Der Oskar-Lapp-Forschungspreis wird seit 1993 vergeben. Die bahnbrechenden Forschungsarbeiten vieler junger Ärztinnen und Ärzte in den vergangenen Jahren haben sich mit den neuesten Feldern der Kardiologie befasst, bis hin zu biochemischen und molekularen Fragestellungen zur Funktion von Herzmuskelzellen.

Auch in der Zukunft wird die kardiologische Forschung neue Wege suchen und gehen. Und diese Zukunft gehört den jungen Menschen, Ärztinnen und Ärzten, die Diagnose und Therapie der Herz- und Kreislauferkrankungen verbessern wollen.

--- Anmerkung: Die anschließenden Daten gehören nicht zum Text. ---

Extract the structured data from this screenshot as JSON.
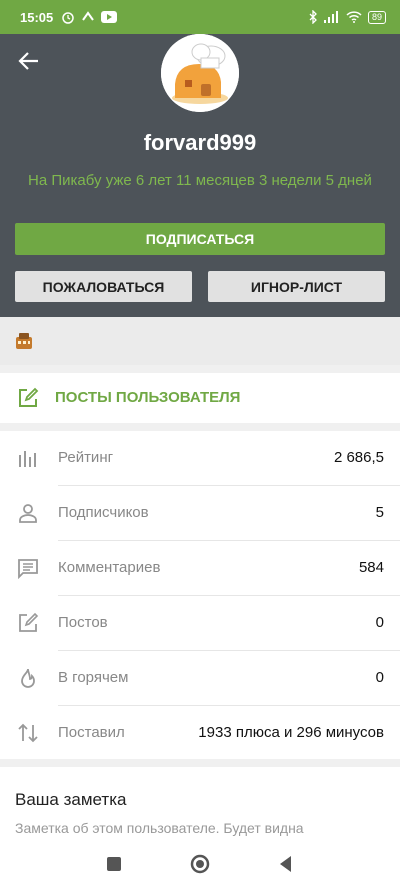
{
  "status": {
    "time": "15:05",
    "battery": "89"
  },
  "profile": {
    "username": "forvard999",
    "since": "На Пикабу уже 6 лет 11 месяцев 3 недели 5 дней",
    "subscribe_label": "ПОДПИСАТЬСЯ",
    "report_label": "ПОЖАЛОВАТЬСЯ",
    "ignore_label": "ИГНОР-ЛИСТ"
  },
  "posts_link": {
    "label": "ПОСТЫ ПОЛЬЗОВАТЕЛЯ",
    "icon": "edit-icon"
  },
  "stats": [
    {
      "icon": "bar-chart-icon",
      "label": "Рейтинг",
      "value": "2 686,5"
    },
    {
      "icon": "person-icon",
      "label": "Подписчиков",
      "value": "5"
    },
    {
      "icon": "comment-icon",
      "label": "Комментариев",
      "value": "584"
    },
    {
      "icon": "edit-icon",
      "label": "Постов",
      "value": "0"
    },
    {
      "icon": "fire-icon",
      "label": "В горячем",
      "value": "0"
    },
    {
      "icon": "up-down-arrows-icon",
      "label": "Поставил",
      "value": "1933 плюса и 296 минусов"
    }
  ],
  "note": {
    "title": "Ваша заметка",
    "text": "Заметка об этом пользователе. Будет видна"
  },
  "colors": {
    "accent": "#70a844",
    "header_bg": "#4d5359",
    "text_muted": "#888888"
  }
}
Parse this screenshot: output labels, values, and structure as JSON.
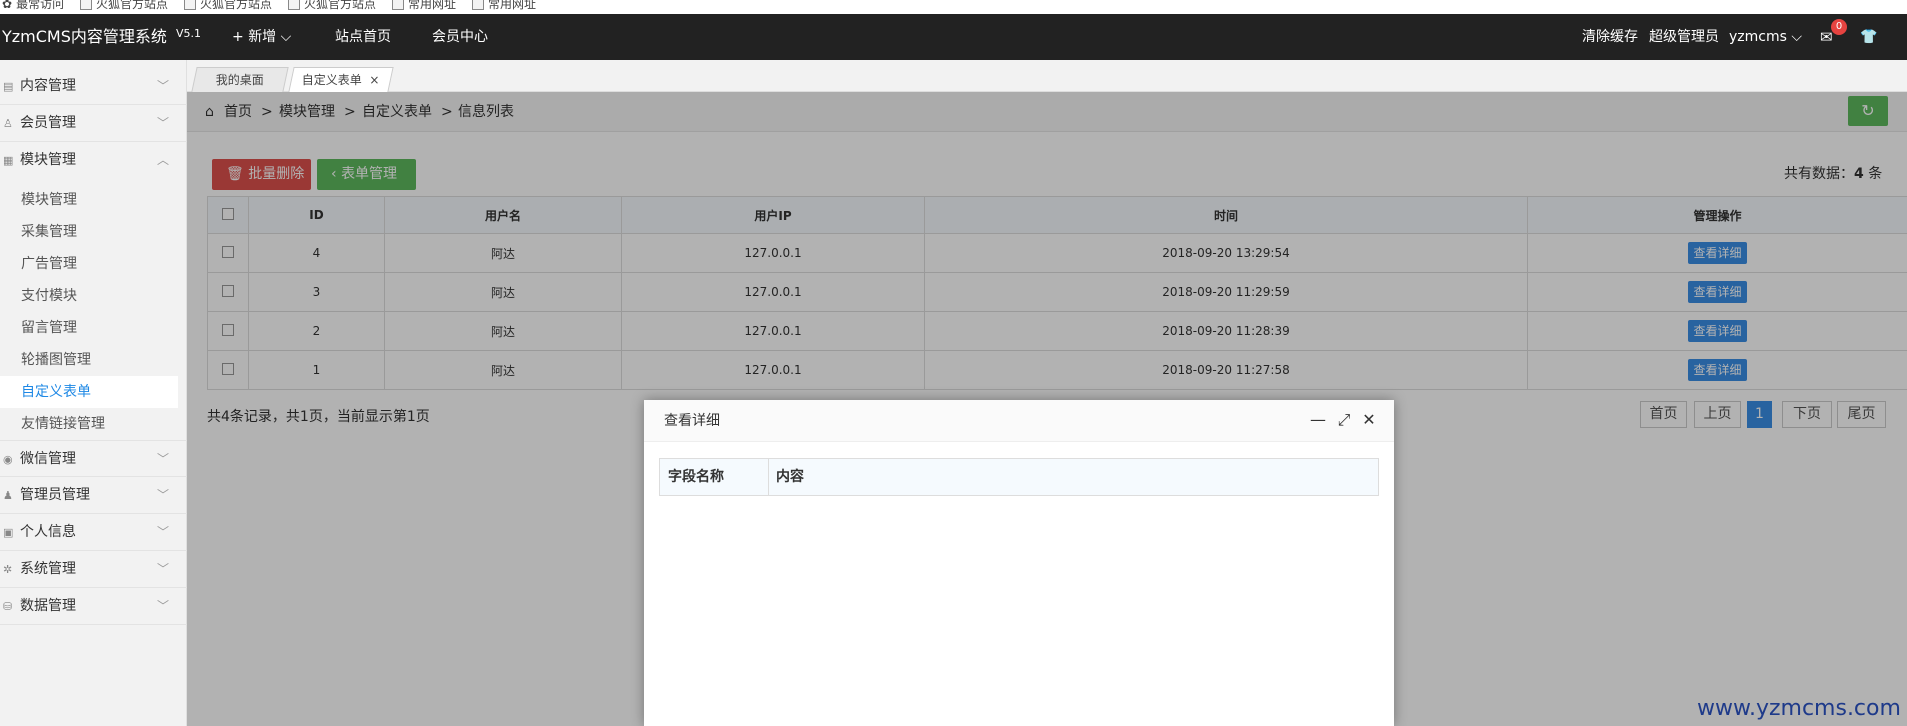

Und vieles ist schon geschehen in der Forschnung, unterstützt durch die Oskar-Lapp-Stiftung:

Hier einige Beispiele

1997: Die Ergebnisse der Arbeit zeigten erstmalig die zellulären und molekularen Veränderungen (elektrisches Remodeling) der veränderten Erregungsrückbildung bei Störungen des Schilddrüsenstoffwechsels. Dies ist von wichtiger klinischer Bedeutung, da insbesondere die Hyperthyreose ein häufiger Risikofaktor für das Auftreten von Vorhofflimmern ist.

1998: Die prämierte Arbeit konnte erstmals zeigen, dass es einen direkten kausalen Zusammenhang zwischen der Infektion des Herzens mit dem Coxsackie-Virus und der Herzmuskelschwäche gibt.

2000: In der preisgekrönten Arbeit konnte erstmals ein molekularer Mechanismus der enterovirus-induzierten Kardiomyopathie identifiziert und eine Gemeinsamkeit zwischen genetischen und erworbenen Ursachen der dilatativen Kardiomyopathie aufgezeigt werden.